No entanto, os que vivenciam o tema no dia a dia dos Tribunais bem sabem que a “aparente” tranquilidade na dicção legislativa não suplanta os inúmeros debates processuais na defesa das negativas dadas pelas Seguradoras, de forma legítima, quando ausente de fato, na apólice, a contratação de determinado risco pelo segurado, ou mesmo caracterizada causa excludente de determinada cobertura.

Fator que apimenta esta discussão, na grande maioria das vezes, é a relação de consumo. Ou seja, “ainda que” ou “em que pese” a constatação quase sempre presente da condição de vulnerabilidade do segurado, como consumidor, pode ou não e como o faz o Segurador nesta dinâmica da particularização e limitação do risco?

Sem dúvida alguma, esse “pormenor” da discussão nunca vem desapegado do contexto em debate.

E, prova de que o tema embora não seja novo é de recorrente discussão, é a recentíssima decisão do Superior Tribunal de Justiça, ao julgar o REsp º 1.358.159 – SP[4], de junho de 2021.

Nesta oportunidade a conclusão foi a seguinte: “a cláusula contratual que circunscreve e particulariza a cobertura securitária não encerra, por si, abusividade nem indevida condição potestativa por parte da seguradora, ainda que analisada – de forma puramente abstrata – pela ótica do Código de Defesa do Consumidor”.

A hipótese em discussão dizia com a restrição, pela Seguradora, de situações específicas atreladas à cobertura de ‘invalidez por acidente’ que, quando decorressem de circunstâncias particularizadas, tipificadas como excludentes, a exemplo de “perturbações e intoxicações alimentares de qualquer espécie, bem como decorrentes da ação de produtos químicos, …”, “choque anafilático e suas consequências”, não gerariam o direito àquela cobertura.

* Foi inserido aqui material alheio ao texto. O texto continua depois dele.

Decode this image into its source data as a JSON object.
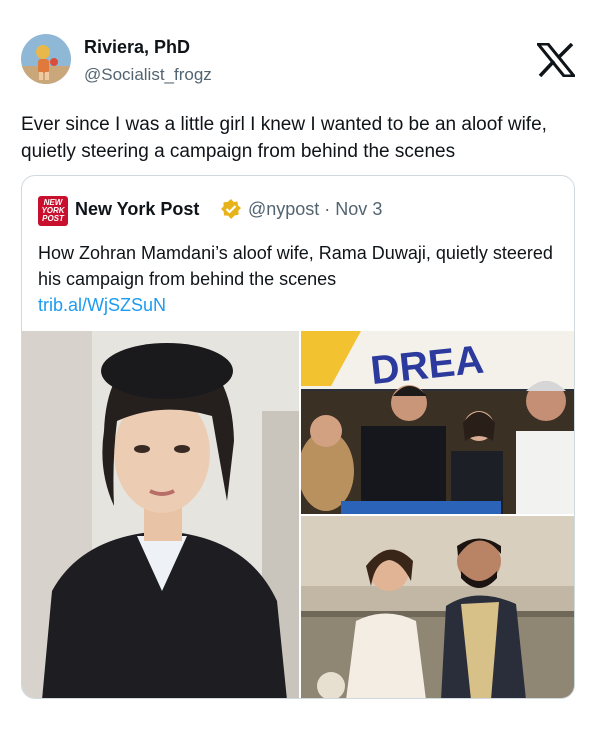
{
  "author": {
    "name": "Riviera, PhD",
    "handle": "@Socialist_frogz",
    "avatar_icon": "frog-avatar-icon"
  },
  "platform_icon": "x-logo-icon",
  "tweet": {
    "text": "Ever since I was a little girl I knew I wanted to be an aloof wife, quietly steering a campaign from behind the scenes"
  },
  "quote": {
    "source_logo_text": "NEW YORK POST",
    "source_name": "New York Post",
    "verified_badge_color": "#e8b21b",
    "handle_date": "@nypost · Nov 3",
    "text": "How Zohran Mamdani’s aloof wife, Rama Duwaji, quietly steered his campaign from behind the scenes",
    "link": "trib.al/WjSZSuN",
    "image_banner_text": "DREA"
  },
  "colors": {
    "link": "#1d9bf0",
    "secondary_text": "#536471",
    "border": "#cfd9de",
    "nypost_red": "#c8102e"
  }
}
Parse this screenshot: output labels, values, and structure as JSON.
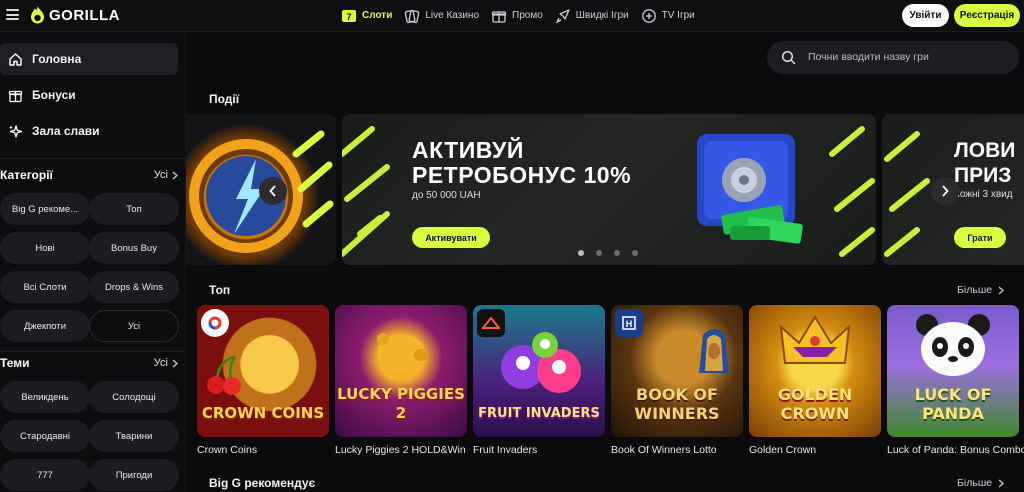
{
  "brand": {
    "name": "GORILLA",
    "accent": "#d8ff3d"
  },
  "nav": [
    {
      "label": "Слоти",
      "icon": "slots-icon",
      "active": true
    },
    {
      "label": "Live Казино",
      "icon": "cards-icon"
    },
    {
      "label": "Промо",
      "icon": "gift-icon"
    },
    {
      "label": "Швидкі Ігри",
      "icon": "rocket-icon"
    },
    {
      "label": "TV Ігри",
      "icon": "tv-games-icon"
    }
  ],
  "auth": {
    "login": "Увійти",
    "register": "Реєстрація"
  },
  "sidebar": {
    "items": [
      {
        "label": "Головна",
        "icon": "home-icon"
      },
      {
        "label": "Бонуси",
        "icon": "gift-icon"
      },
      {
        "label": "Зала слави",
        "icon": "sparkle-icon"
      }
    ],
    "categories": {
      "title": "Категорії",
      "all": "Усі",
      "chips": [
        "Big G рекоме...",
        "Топ",
        "Нові",
        "Bonus Buy",
        "Всі Слоти",
        "Drops & Wins",
        "Джекпоти",
        "Усі"
      ]
    },
    "themes": {
      "title": "Теми",
      "all": "Усі",
      "chips": [
        "Великдень",
        "Солодощі",
        "Стародавні",
        "Тварини",
        "777",
        "Пригоди"
      ]
    }
  },
  "search": {
    "placeholder": "Почни вводити назву гри"
  },
  "events": {
    "title": "Події",
    "main": {
      "title_line1": "АКТИВУЙ",
      "title_line2": "РЕТРОБОНУС 10%",
      "subtitle": "до 50 000 UAH",
      "button": "Активувати"
    },
    "next": {
      "title_line1": "ЛОВИ",
      "title_line2": "ПРИЗ",
      "subtitle": "Кожні 3 хвид",
      "button": "Грати"
    },
    "dots": 4,
    "active_dot": 0
  },
  "top": {
    "title": "Топ",
    "more": "Більше",
    "games": [
      {
        "title": "Crown Coins",
        "art": "CROWN COINS"
      },
      {
        "title": "Lucky Piggies 2 HOLD&Win",
        "art": "LUCKY PIGGIES 2"
      },
      {
        "title": "Fruit Invaders",
        "art": "FRUIT INVADERS"
      },
      {
        "title": "Book Of Winners Lotto",
        "art": "BOOK OF WINNERS"
      },
      {
        "title": "Golden Crown",
        "art": "GOLDEN CROWN"
      },
      {
        "title": "Luck of Panda: Bonus Combo",
        "art": "LUCK OF PANDA"
      }
    ]
  },
  "recommend": {
    "title": "Big G рекомендує",
    "more": "Більше"
  }
}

E, com bastante propriedade, a decisão que afastou a abusividade desta limitação fundamentou-se na própria natureza do contrato de seguro, que por excelência estabelece a prévia delimitação dos riscos cobertos, inclusive como condição sine qua non de viabilidade do próprio equilíbrio atuarial entre o valor a ser pago pelo consumidor (o segurado) – prêmio do seguro – e a indenização securitária de responsabilidade da seguradora, na hipótese de ocorrência do sinistro.

O julgado ainda enaltece a tríade fundamental do contrato de seguro – o risco, a mutualidade e a boa-fé, reforçando a significância destes três elementos, pilares que são deste negócio jurídico, conceituando-os: “O risco relaciona-se com os fatos e as situações da vida real que causam probabilidade de dano e com as características pessoais de cada um, aferidas no perfil do segurado. A mutualidade, por sua vez, é oriunda da solidariedade econômica entre os segurados, em que é formada uma poupança coletiva ou um fundo, objetivando cobrir os prejuízos que possam advir dos sinistros. É a distribuição dos custos do risco comum (socialização das perdas). Ademais, a contribuição de cada um será proporcional à gravidade do risco a que está sujeito, obtida por meio de dados estatísticos e cálculos atuariais. Por último, a boa-fé é a veracidade, a lealdade, de ambas as partes, que devem agir reciprocamente isentas de dolo ou engano. E, no seguro, a boa-fé assume maior relevo, pois tanto o risco quanto o mutualismo são dependentes das afirmações das próprias partes contratantes”[5].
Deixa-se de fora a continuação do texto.